In meningitis due to gram negative rods, including E. coli, the CSF may be cloudy and will very likely show a significant pleocytosis, in which case, cefotaxime should be added to the treatment regimen for its phenomenal CNS penetration and efficacy against these organisms.
Answer choice E: Neisseria meningitidis meningitis; ampicillin, ceftriaxone, and gentamicin
This is an interesting answer choice as the CSF analysis still fits with a bacterial meningitis and would be consistent with a Neisseria picture given the presence of pleocytosis with a predominance of neutrophils (typically 100-50,000), hypoglycorrhachia (which means low CSF glucose) with a ratio of CSF to serum glucose <0.40. Additionally, bacterial meningitis CSF profiles will typically have significantly increased protein compared to viral and a positive gram stain and culture. This answer choice is not the most likely answer choice solely due to the age of the child in addition to the clues given for listeria monocytogenes as the most likely causative agent. The prevalence of organisms causing bacterial meningitis significantly changes after the first month of life. After 1 month, we start worrying about Neisseria meningitidis, Strep. pneumo, and Hemophilus Influenza B (if unimmunized) much more than the bacteria previously discussed.
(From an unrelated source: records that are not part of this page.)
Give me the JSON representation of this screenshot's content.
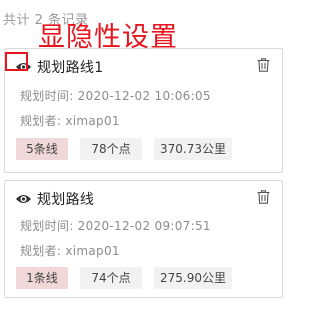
{
  "summary": "共计 2 条记录",
  "annotation": "显隐性设置",
  "icons": {
    "visibility": "eye-icon",
    "delete": "trash-icon"
  },
  "colors": {
    "annotation": "#e8141e",
    "line_count_tag": "#f0d7d8"
  },
  "routes": [
    {
      "name": "规划路线1",
      "time_label": "规划时间: ",
      "time": "2020-12-02 10:06:05",
      "author_label": "规划者: ",
      "author": "ximap01",
      "lines": "5条线",
      "points": "78个点",
      "distance": "370.73公里"
    },
    {
      "name": "规划路线",
      "time_label": "规划时间: ",
      "time": "2020-12-02 09:07:51",
      "author_label": "规划者: ",
      "author": "ximap01",
      "lines": "1条线",
      "points": "74个点",
      "distance": "275.90公里"
    }
  ]
}
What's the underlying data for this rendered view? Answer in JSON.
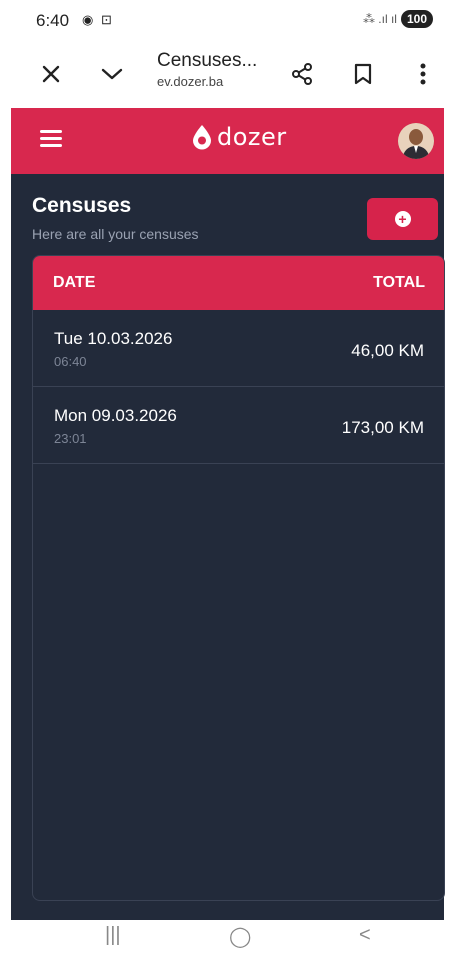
{
  "status": {
    "time": "6:40",
    "icons": "◉ ⊡",
    "signal": "⁂ .ıl ıl",
    "battery": "100"
  },
  "browser": {
    "title": "Censuses...",
    "url": "ev.dozer.ba"
  },
  "app": {
    "logo_text": "dozer"
  },
  "page": {
    "title": "Censuses",
    "subtitle": "Here are all your censuses",
    "columns": {
      "date": "DATE",
      "total": "TOTAL"
    },
    "rows": [
      {
        "date": "Tue 10.03.2026",
        "time": "06:40",
        "total": "46,00 KM"
      },
      {
        "date": "Mon 09.03.2026",
        "time": "23:01",
        "total": "173,00 KM"
      }
    ]
  },
  "nav": {
    "recents": "|||",
    "home": "◯",
    "back": "<"
  },
  "colors": {
    "accent": "#d8284e",
    "background": "#222a3a"
  }
}
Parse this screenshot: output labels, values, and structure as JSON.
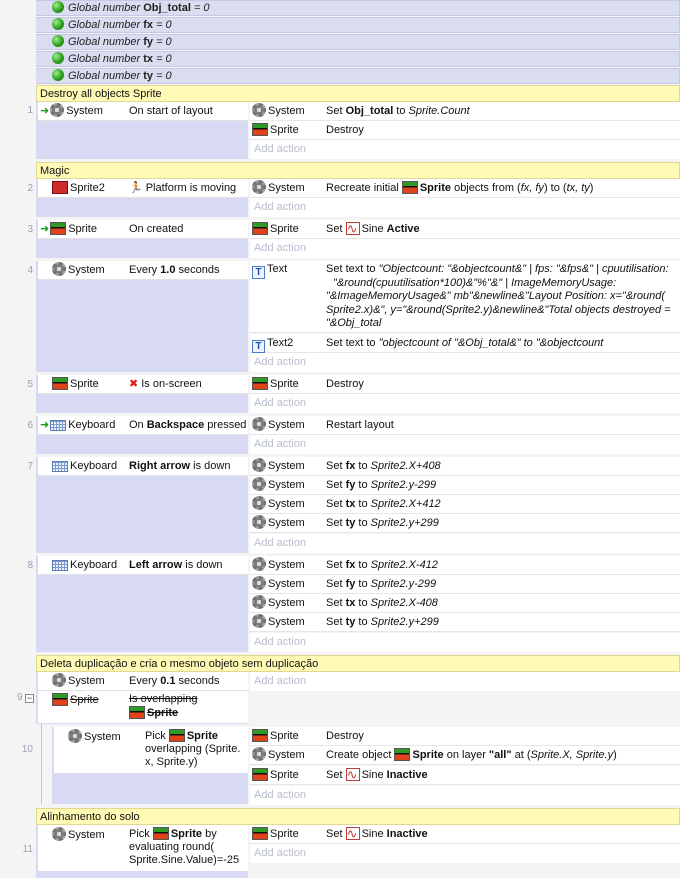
{
  "globals": [
    {
      "label": "Global number",
      "name": "Obj_total",
      "eq": "= 0"
    },
    {
      "label": "Global number",
      "name": "fx",
      "eq": "= 0"
    },
    {
      "label": "Global number",
      "name": "fy",
      "eq": "= 0"
    },
    {
      "label": "Global number",
      "name": "tx",
      "eq": "= 0"
    },
    {
      "label": "Global number",
      "name": "ty",
      "eq": "= 0"
    }
  ],
  "add_action": "Add action",
  "groups": {
    "g1": "Destroy all objects Sprite",
    "g2": "Magic",
    "g3": "Deleta duplicação e cria o mesmo objeto sem duplicação",
    "g4": "Alinhamento do solo"
  },
  "events": {
    "e1": {
      "num": "1",
      "cond_obj": "System",
      "cond_text": "On start of layout",
      "a1_obj": "System",
      "a1_pre": "Set ",
      "a1_b": "Obj_total",
      "a1_mid": " to ",
      "a1_i": "Sprite.Count",
      "a2_obj": "Sprite",
      "a2_text": "Destroy"
    },
    "e2": {
      "num": "2",
      "cond_obj": "Sprite2",
      "cond_text": "Platform is moving",
      "a1_obj": "System",
      "a1_pre": "Recreate initial ",
      "a1_b": "Sprite",
      "a1_mid": " objects from (",
      "a1_i1": "fx, fy",
      "a1_mid2": ") to (",
      "a1_i2": "tx, ty",
      "a1_end": ")"
    },
    "e3": {
      "num": "3",
      "cond_obj": "Sprite",
      "cond_text": "On created",
      "a1_obj": "Sprite",
      "a1_pre": "Set ",
      "a1_mid": "Sine ",
      "a1_b": "Active"
    },
    "e4": {
      "num": "4",
      "cond_obj": "System",
      "cond_pre": "Every ",
      "cond_b": "1.0",
      "cond_post": " seconds",
      "a1_obj": "Text",
      "a1_l1_pre": "Set text to ",
      "a1_l1_i": "\"Objectcount: \"&objectcount&\" | fps: \"&fps&\" | cpuutilisation:",
      "a1_l2": "\"&round(cpuutilisation*100)&\"%\"&\" | ImageMemoryUsage:",
      "a1_l3": "\"&ImageMemoryUsage&\" mb\"&newline&\"Layout Position: x=\"&round(",
      "a1_l4": "Sprite2.x)&\", y=\"&round(Sprite2.y)&newline&\"Total objects destroyed =",
      "a1_l5": "\"&Obj_total",
      "a2_obj": "Text2",
      "a2_pre": "Set text to ",
      "a2_i": "\"objectcount of \"&Obj_total&\" to \"&objectcount"
    },
    "e5": {
      "num": "5",
      "cond_obj": "Sprite",
      "cond_text": "Is on-screen",
      "a1_obj": "Sprite",
      "a1_text": "Destroy"
    },
    "e6": {
      "num": "6",
      "cond_obj": "Keyboard",
      "cond_pre": "On ",
      "cond_b": "Backspace",
      "cond_post": " pressed",
      "a1_obj": "System",
      "a1_text": "Restart layout"
    },
    "e7": {
      "num": "7",
      "cond_obj": "Keyboard",
      "cond_b": "Right arrow",
      "cond_post": " is down",
      "actions": [
        {
          "obj": "System",
          "pre": "Set ",
          "b": "fx",
          "mid": " to ",
          "i": "Sprite2.X+408"
        },
        {
          "obj": "System",
          "pre": "Set ",
          "b": "fy",
          "mid": " to ",
          "i": "Sprite2.y-299"
        },
        {
          "obj": "System",
          "pre": "Set ",
          "b": "tx",
          "mid": " to ",
          "i": "Sprite2.X+412"
        },
        {
          "obj": "System",
          "pre": "Set ",
          "b": "ty",
          "mid": " to ",
          "i": "Sprite2.y+299"
        }
      ]
    },
    "e8": {
      "num": "8",
      "cond_obj": "Keyboard",
      "cond_b": "Left arrow",
      "cond_post": " is down",
      "actions": [
        {
          "obj": "System",
          "pre": "Set ",
          "b": "fx",
          "mid": " to ",
          "i": "Sprite2.X-412"
        },
        {
          "obj": "System",
          "pre": "Set ",
          "b": "fy",
          "mid": " to ",
          "i": "Sprite2.y-299"
        },
        {
          "obj": "System",
          "pre": "Set ",
          "b": "tx",
          "mid": " to ",
          "i": "Sprite2.X-408"
        },
        {
          "obj": "System",
          "pre": "Set ",
          "b": "ty",
          "mid": " to ",
          "i": "Sprite2.y+299"
        }
      ]
    },
    "e9": {
      "num": "9",
      "c1_obj": "System",
      "c1_pre": "Every ",
      "c1_b": "0.1",
      "c1_post": " seconds",
      "c2_obj": "Sprite",
      "c2_l1": "Is overlapping",
      "c2_l2": "Sprite"
    },
    "e10": {
      "num": "10",
      "cond_obj": "System",
      "cond_l1_pre": "Pick ",
      "cond_l1_b": "Sprite",
      "cond_l2": "overlapping (Sprite.",
      "cond_l3": "x, Sprite.y)",
      "a1_obj": "Sprite",
      "a1_text": "Destroy",
      "a2_obj": "System",
      "a2_pre": "Create object ",
      "a2_b": "Sprite",
      "a2_mid": " on layer ",
      "a2_b2": "\"all\"",
      "a2_mid2": " at (",
      "a2_i": "Sprite.X, Sprite.y",
      "a2_end": ")",
      "a3_obj": "Sprite",
      "a3_pre": "Set ",
      "a3_mid": "Sine ",
      "a3_b": "Inactive"
    },
    "e11": {
      "num": "11",
      "cond_obj": "System",
      "cond_l1_pre": "Pick ",
      "cond_l1_b": "Sprite",
      "cond_l1_post": " by",
      "cond_l2": "evaluating round(",
      "cond_l3": "Sprite.Sine.Value)=-25",
      "a1_obj": "Sprite",
      "a1_pre": "Set ",
      "a1_mid": "Sine ",
      "a1_b": "Inactive"
    }
  },
  "colors": {
    "group_bg": "#fffbb6",
    "event_bg": "#d8d9f2",
    "global_bg": "#dadcf0",
    "add_action": "#b8bccd"
  }
}
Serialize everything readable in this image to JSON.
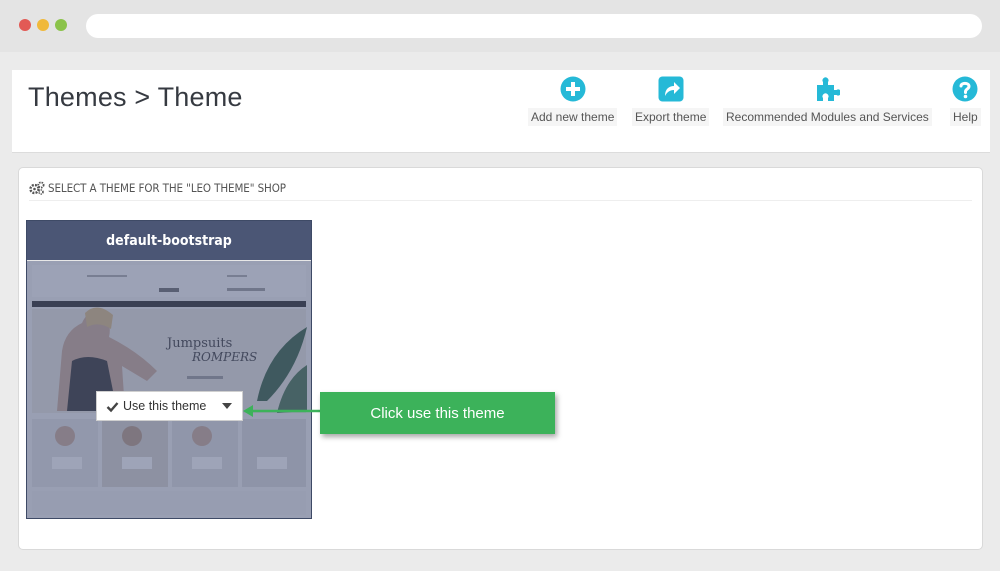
{
  "page": {
    "title": "Themes > Theme"
  },
  "toolbar": {
    "add_new_theme": {
      "label": "Add new theme",
      "icon": "plus-circle-icon"
    },
    "export_theme": {
      "label": "Export theme",
      "icon": "share-icon"
    },
    "recommended": {
      "label": "Recommended Modules and Services",
      "icon": "puzzle-icon"
    },
    "help": {
      "label": "Help",
      "icon": "question-circle-icon"
    }
  },
  "panel": {
    "heading": "SELECT A THEME FOR THE \"LEO THEME\" SHOP"
  },
  "theme_card": {
    "name": "default-bootstrap",
    "use_button_label": "Use this theme"
  },
  "callout": {
    "text": "Click use this theme"
  },
  "colors": {
    "accent_blue": "#25b9d7",
    "card_header": "#4b5675",
    "callout_green": "#3cb25a"
  }
}
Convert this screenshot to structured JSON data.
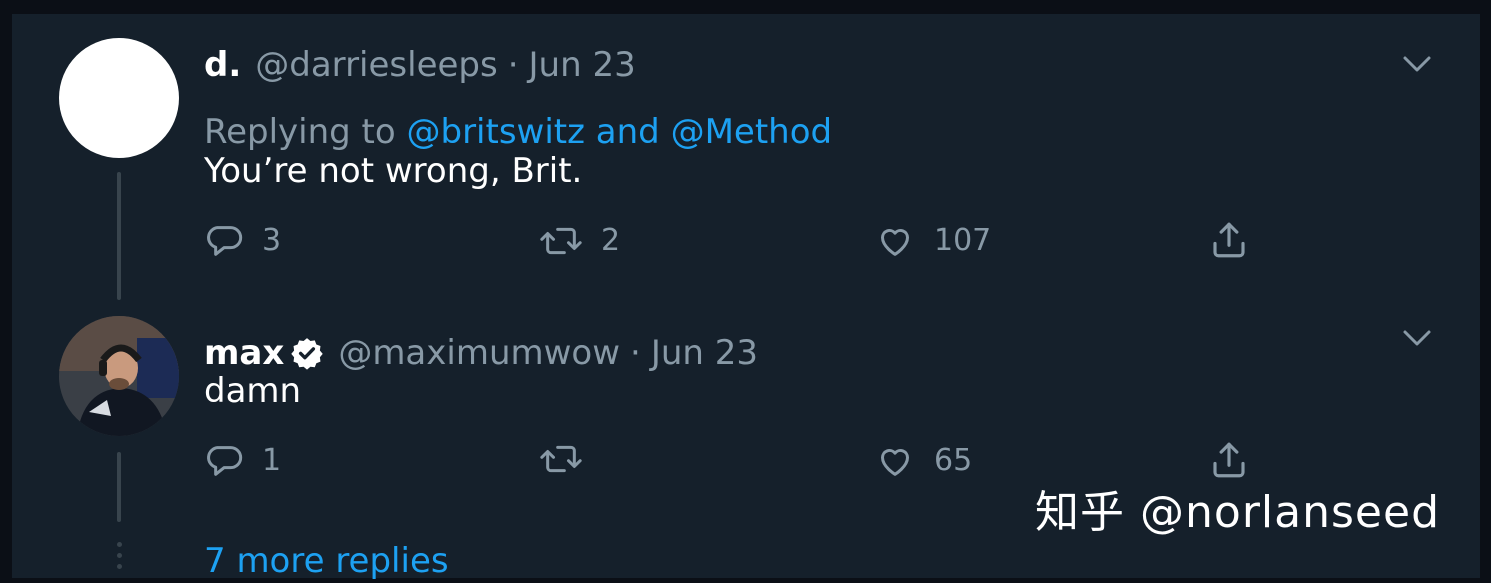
{
  "tweets": [
    {
      "name": "d.",
      "handle": "@darriesleeps",
      "separator": "·",
      "date": "Jun 23",
      "replying_prefix": "Replying to",
      "replying_to": "@britswitz and @Method",
      "text": "You’re not wrong, Brit.",
      "replies": "3",
      "retweets": "2",
      "likes": "107",
      "avatar": "blank-white-avatar",
      "verified": false
    },
    {
      "name": "max",
      "handle": "@maximumwow",
      "separator": "·",
      "date": "Jun 23",
      "text": "damn",
      "replies": "1",
      "retweets": "",
      "likes": "65",
      "avatar": "photo-avatar",
      "verified": true
    }
  ],
  "more_replies": "7 more replies",
  "watermark": "知乎 @norlanseed",
  "colors": {
    "background": "#15202b",
    "text": "#ffffff",
    "secondary": "#8899a6",
    "accent": "#1da1f2"
  },
  "icons": [
    "reply-icon",
    "retweet-icon",
    "like-icon",
    "share-icon",
    "chevron-down-icon",
    "verified-badge-icon"
  ]
}
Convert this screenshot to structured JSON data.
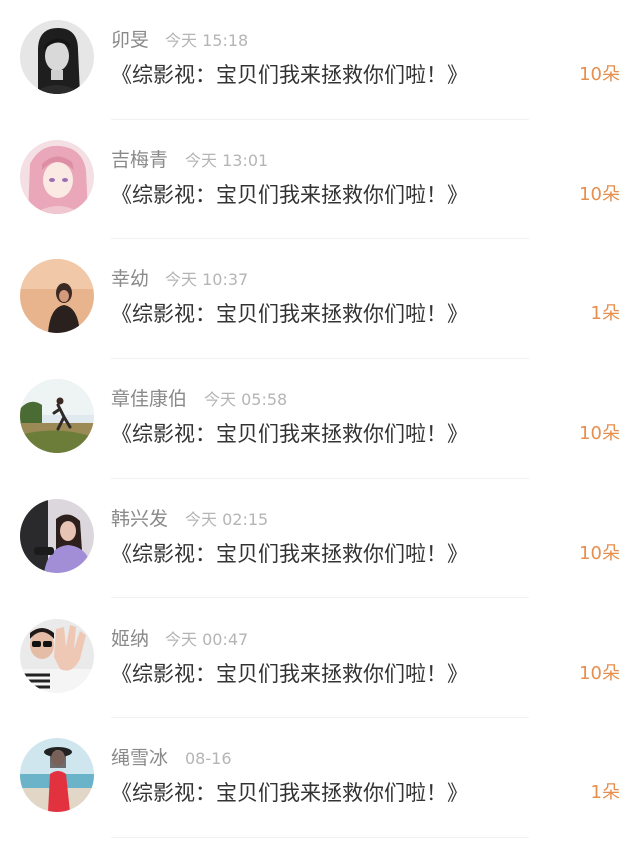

Given this shift, empiric antibiotics additionally change with stopping the use of gentamicin and initiation of ceftriaxone and vancomycin instead. You would also consider Ampicillin if immunocompromised. It is additionally important to note that the blood brain barrier is still underdeveloped even at 1 month of age, and a blood culture can be positive in the majority of cases of bacterial meningitis, harboring the need for lumbar puncture in that population.